How comfortable are you with these phrases? How easily do you venture these responses in the face of a question? Especially questions about the things in life you are supposed to have figured out by now.
Do you dance around this truthful response to fill the role of being an absolute expert in your field? Do you search for acceptable replies when asked about your elusive next step in life? Do you say what you think others want to hear while inside you are screaming: “Actually, I really do not know!”
We are raised in a society that enforces the idea of being in control of one’s life and destiny. We have clear recipes of how life should look at every age, the knowledge we should carry at different stages of our lives and the clear views we should have in planning the next phases of life.
We have short, medium, and long-term goals and put measures in place to create the feeling that we are truly steering the ship of our destiny. From childhood, we are given a clear picture of how a life should look. That may include graduating from a top school, working yourself up on a career path, marriage and kids by 30, a mortgage and putting away for retirement. When you make a change in life there must be a well-thought-out plan that is crystal clear and can be outlined to anyone who asks what you plan to do next.

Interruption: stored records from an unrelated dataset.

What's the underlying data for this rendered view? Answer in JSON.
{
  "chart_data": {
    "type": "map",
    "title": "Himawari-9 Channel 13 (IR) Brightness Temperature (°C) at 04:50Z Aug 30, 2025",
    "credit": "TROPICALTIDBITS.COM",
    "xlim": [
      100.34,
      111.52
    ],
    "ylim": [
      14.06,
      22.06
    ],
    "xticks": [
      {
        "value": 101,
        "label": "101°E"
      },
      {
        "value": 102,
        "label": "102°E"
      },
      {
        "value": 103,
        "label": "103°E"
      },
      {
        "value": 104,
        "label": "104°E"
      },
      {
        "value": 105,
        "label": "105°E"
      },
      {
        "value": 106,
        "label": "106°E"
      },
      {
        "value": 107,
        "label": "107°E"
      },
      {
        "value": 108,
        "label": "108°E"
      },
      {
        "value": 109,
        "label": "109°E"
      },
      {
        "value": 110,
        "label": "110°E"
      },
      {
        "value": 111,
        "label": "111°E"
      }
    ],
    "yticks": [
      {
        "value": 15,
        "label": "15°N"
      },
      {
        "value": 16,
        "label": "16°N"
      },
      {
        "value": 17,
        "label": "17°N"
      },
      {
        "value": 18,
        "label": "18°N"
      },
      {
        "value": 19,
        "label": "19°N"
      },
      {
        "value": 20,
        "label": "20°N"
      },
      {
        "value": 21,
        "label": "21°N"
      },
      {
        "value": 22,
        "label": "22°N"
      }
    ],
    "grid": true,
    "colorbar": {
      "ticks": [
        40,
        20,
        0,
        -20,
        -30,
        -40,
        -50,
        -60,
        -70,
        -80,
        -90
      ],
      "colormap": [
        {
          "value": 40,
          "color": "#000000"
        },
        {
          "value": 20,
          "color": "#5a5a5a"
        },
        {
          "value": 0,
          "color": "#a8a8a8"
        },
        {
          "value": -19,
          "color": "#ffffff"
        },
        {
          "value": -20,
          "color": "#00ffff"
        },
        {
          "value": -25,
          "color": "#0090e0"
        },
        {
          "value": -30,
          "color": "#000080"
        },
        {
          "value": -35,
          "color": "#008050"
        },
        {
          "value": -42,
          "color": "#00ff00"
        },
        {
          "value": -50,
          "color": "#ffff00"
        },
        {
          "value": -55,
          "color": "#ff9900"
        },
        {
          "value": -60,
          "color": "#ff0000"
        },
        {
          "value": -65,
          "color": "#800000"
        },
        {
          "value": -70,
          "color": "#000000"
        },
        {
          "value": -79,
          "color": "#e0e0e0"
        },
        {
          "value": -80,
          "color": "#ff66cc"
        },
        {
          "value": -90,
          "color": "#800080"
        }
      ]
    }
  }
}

Standing at the edge of a complete career change at the age of 40, not married and moving in with my folks again, I get a lot of twisted eyebrows when I reply “I don’t know” to the question of what I plan to do next. At first my answer was a hop and a skip around the details, being as vague as possible. Now, I lean into that daunting phrase “I don’t know,” and let the reactions be what they are.
This has made me question why we feel that we should always know? Why must we always have an answer? It brought me full circle back to our need to control. Once we realize just how silly the notion is that we can control anything except the state of our inner energy, we finally let go.

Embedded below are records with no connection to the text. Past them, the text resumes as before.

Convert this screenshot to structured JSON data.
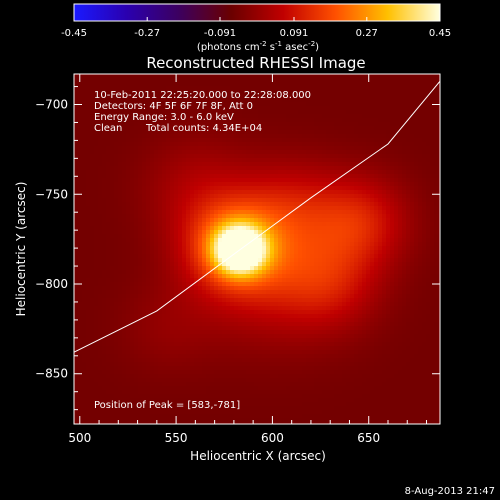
{
  "colorbar": {
    "ticks": [
      "-0.45",
      "-0.27",
      "-0.091",
      "0.091",
      "0.27",
      "0.45"
    ],
    "tick_values": [
      -0.45,
      -0.27,
      -0.091,
      0.091,
      0.27,
      0.45
    ],
    "range": [
      -0.45,
      0.45
    ],
    "units_main": "(photons cm",
    "units_exp1": "-2",
    "units_mid": " s",
    "units_exp2": "-1",
    "units_tail": " asec",
    "units_exp3": "-2",
    "units_close": ")",
    "colormap": [
      "#1a1aff",
      "#2a00b0",
      "#3c0060",
      "#6a0000",
      "#c00000",
      "#ff5000",
      "#ffc000",
      "#ffffe0"
    ]
  },
  "chart_data": {
    "type": "heatmap",
    "title": "Reconstructed RHESSI Image",
    "xlabel": "Heliocentric X (arcsec)",
    "ylabel": "Heliocentric Y (arcsec)",
    "xlim": [
      497,
      687
    ],
    "ylim": [
      -878,
      -683
    ],
    "xticks": [
      500,
      550,
      600,
      650
    ],
    "yticks": [
      -700,
      -750,
      -800,
      -850
    ],
    "annotations": {
      "time": "10-Feb-2011 22:25:20.000 to 22:28:08.000",
      "detectors": "Detectors: 4F 5F 6F 7F 8F, Att 0",
      "energy": "Energy Range: 3.0 - 6.0 keV",
      "method": "Clean",
      "counts": "Total counts: 4.34E+04",
      "peak": "Position of Peak = [583,-781]"
    },
    "peak": [
      583,
      -781
    ],
    "limb_line": [
      [
        497,
        -838
      ],
      [
        540,
        -815
      ],
      [
        583,
        -781
      ],
      [
        620,
        -752
      ],
      [
        660,
        -722
      ],
      [
        687,
        -687
      ]
    ],
    "sources": [
      {
        "x": 583,
        "y": -781,
        "peak": 0.45,
        "sigma": 9
      },
      {
        "x": 580,
        "y": -778,
        "peak": 0.22,
        "sigma": 18
      },
      {
        "x": 600,
        "y": -790,
        "peak": 0.14,
        "sigma": 28
      },
      {
        "x": 645,
        "y": -765,
        "peak": 0.15,
        "sigma": 18
      },
      {
        "x": 630,
        "y": -800,
        "peak": 0.1,
        "sigma": 18
      },
      {
        "x": 560,
        "y": -745,
        "peak": 0.07,
        "sigma": 20
      },
      {
        "x": 610,
        "y": -755,
        "peak": 0.08,
        "sigma": 18
      },
      {
        "x": 545,
        "y": -825,
        "peak": 0.04,
        "sigma": 18
      }
    ],
    "background": -0.05
  },
  "footer": {
    "timestamp": "8-Aug-2013 21:47"
  }
}
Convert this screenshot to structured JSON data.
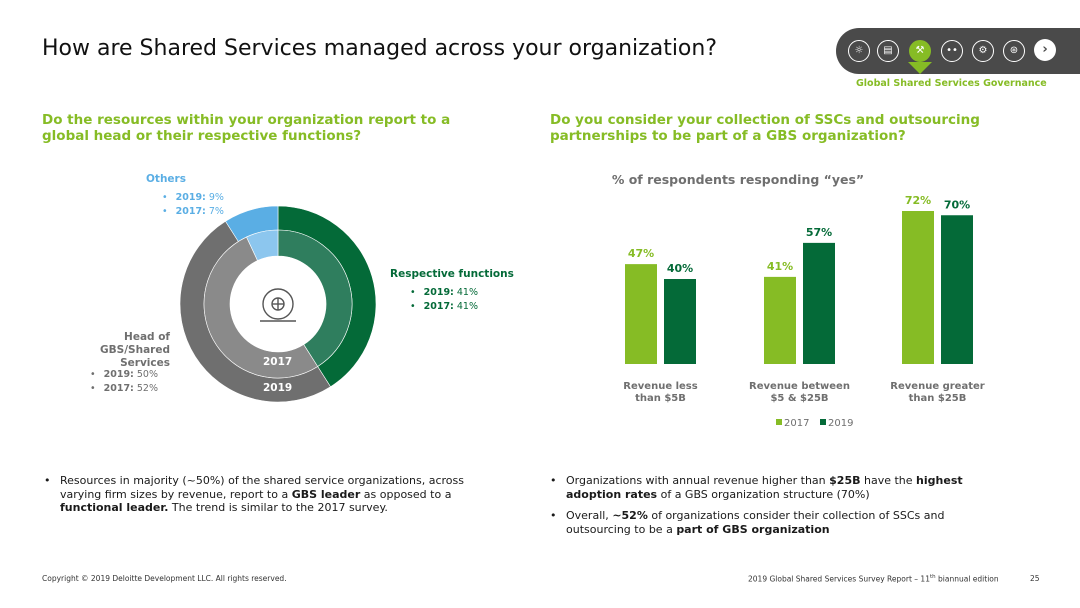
{
  "title": "How are Shared Services managed across your organization?",
  "nav": {
    "caption": "Global Shared Services Governance",
    "icons": [
      "globe-icon",
      "document-icon",
      "gavel-icon",
      "footprints-icon",
      "tools-icon",
      "telescope-icon"
    ],
    "next_icon": "chevron-right-icon",
    "accent_color": "#86bc25"
  },
  "left": {
    "question": "Do the resources within your organization report to a global head or their respective functions?",
    "others": {
      "label": "Others",
      "y2019_label": "2019:",
      "y2019_value": "9%",
      "y2017_label": "2017:",
      "y2017_value": "7%"
    },
    "respective": {
      "label": "Respective functions",
      "y2019_label": "2019:",
      "y2019_value": "41%",
      "y2017_label": "2017:",
      "y2017_value": "41%"
    },
    "head": {
      "label_line1": "Head of",
      "label_line2": "GBS/Shared",
      "label_line3": "Services",
      "y2019_label": "2019:",
      "y2019_value": "50%",
      "y2017_label": "2017:",
      "y2017_value": "52%"
    },
    "ring_2017": "2017",
    "ring_2019": "2019",
    "center_icon": "globe-cycle-icon"
  },
  "right": {
    "question": "Do you consider your collection of SSCs and outsourcing partnerships to be part of a GBS organization?"
  },
  "chart_data": [
    {
      "type": "pie",
      "subtype": "nested-donut",
      "categories": [
        "Respective functions",
        "Head of GBS/Shared Services",
        "Others"
      ],
      "series": [
        {
          "name": "2019",
          "values": [
            41,
            50,
            9
          ],
          "ring": "outer"
        },
        {
          "name": "2017",
          "values": [
            41,
            52,
            7
          ],
          "ring": "inner"
        }
      ],
      "colors": [
        "#046a38",
        "#6f6f6f",
        "#5aaee4"
      ]
    },
    {
      "type": "bar",
      "title": "% of respondents responding “yes”",
      "categories": [
        "Revenue less than $5B",
        "Revenue between $5 & $25B",
        "Revenue greater than $25B"
      ],
      "category_lines": [
        [
          "Revenue less",
          "than $5B"
        ],
        [
          "Revenue between",
          "$5 & $25B"
        ],
        [
          "Revenue greater",
          "than $25B"
        ]
      ],
      "series": [
        {
          "name": "2017",
          "values": [
            47,
            41,
            72
          ],
          "color": "#86bc25"
        },
        {
          "name": "2019",
          "values": [
            40,
            57,
            70
          ],
          "color": "#046a38"
        }
      ],
      "value_suffix": "%",
      "ylim": [
        0,
        80
      ],
      "grid": false,
      "legend": "bottom"
    }
  ],
  "bullets_left": [
    {
      "parts": [
        {
          "t": "Resources in majority (~50%) of the shared service organizations, across varying firm sizes by revenue, report to a ",
          "b": false
        },
        {
          "t": "GBS leader",
          "b": true
        },
        {
          "t": " as opposed to a ",
          "b": false
        },
        {
          "t": "functional leader.",
          "b": true
        },
        {
          "t": " The trend is similar to the 2017 survey.",
          "b": false
        }
      ]
    }
  ],
  "bullets_right": [
    {
      "parts": [
        {
          "t": "Organizations with annual revenue higher than ",
          "b": false
        },
        {
          "t": "$25B",
          "b": true
        },
        {
          "t": " have the ",
          "b": false
        },
        {
          "t": "highest adoption rates",
          "b": true
        },
        {
          "t": " of a GBS organization structure (70%)",
          "b": false
        }
      ]
    },
    {
      "parts": [
        {
          "t": "Overall, ",
          "b": false
        },
        {
          "t": "~52%",
          "b": true
        },
        {
          "t": " of organizations consider their collection of SSCs and outsourcing to be a ",
          "b": false
        },
        {
          "t": "part of GBS organization",
          "b": true
        }
      ]
    }
  ],
  "footer": {
    "copyright": "Copyright © 2019 Deloitte Development LLC. All rights reserved.",
    "report_prefix": "2019 Global Shared Services Survey Report – 11",
    "report_sup": "th",
    "report_suffix": " biannual edition",
    "page": "25"
  }
}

When we let go, we look at our friend called Uncertainty. This friend has been with us since our birth into this human existence. When we make friends with it again, we realize that it is not scary or intimidating. This friend Uncertainty is exciting, it brings us possibilities and it fills our days with anticipation. Anticipation of what? Whatever wants to be experienced and expressed through us today.
Each morning when I wake up, I give my friend Uncertainty a big hug. We enter this day together with the pulsating excitement of being alive and not knowing. Together we can continuously explore and learn. It is through me and Uncertainty that the Divine can experience the thrill of not knowing what comes next. Just watch what unfolds today, my friend Uncertainty truly is a blessing!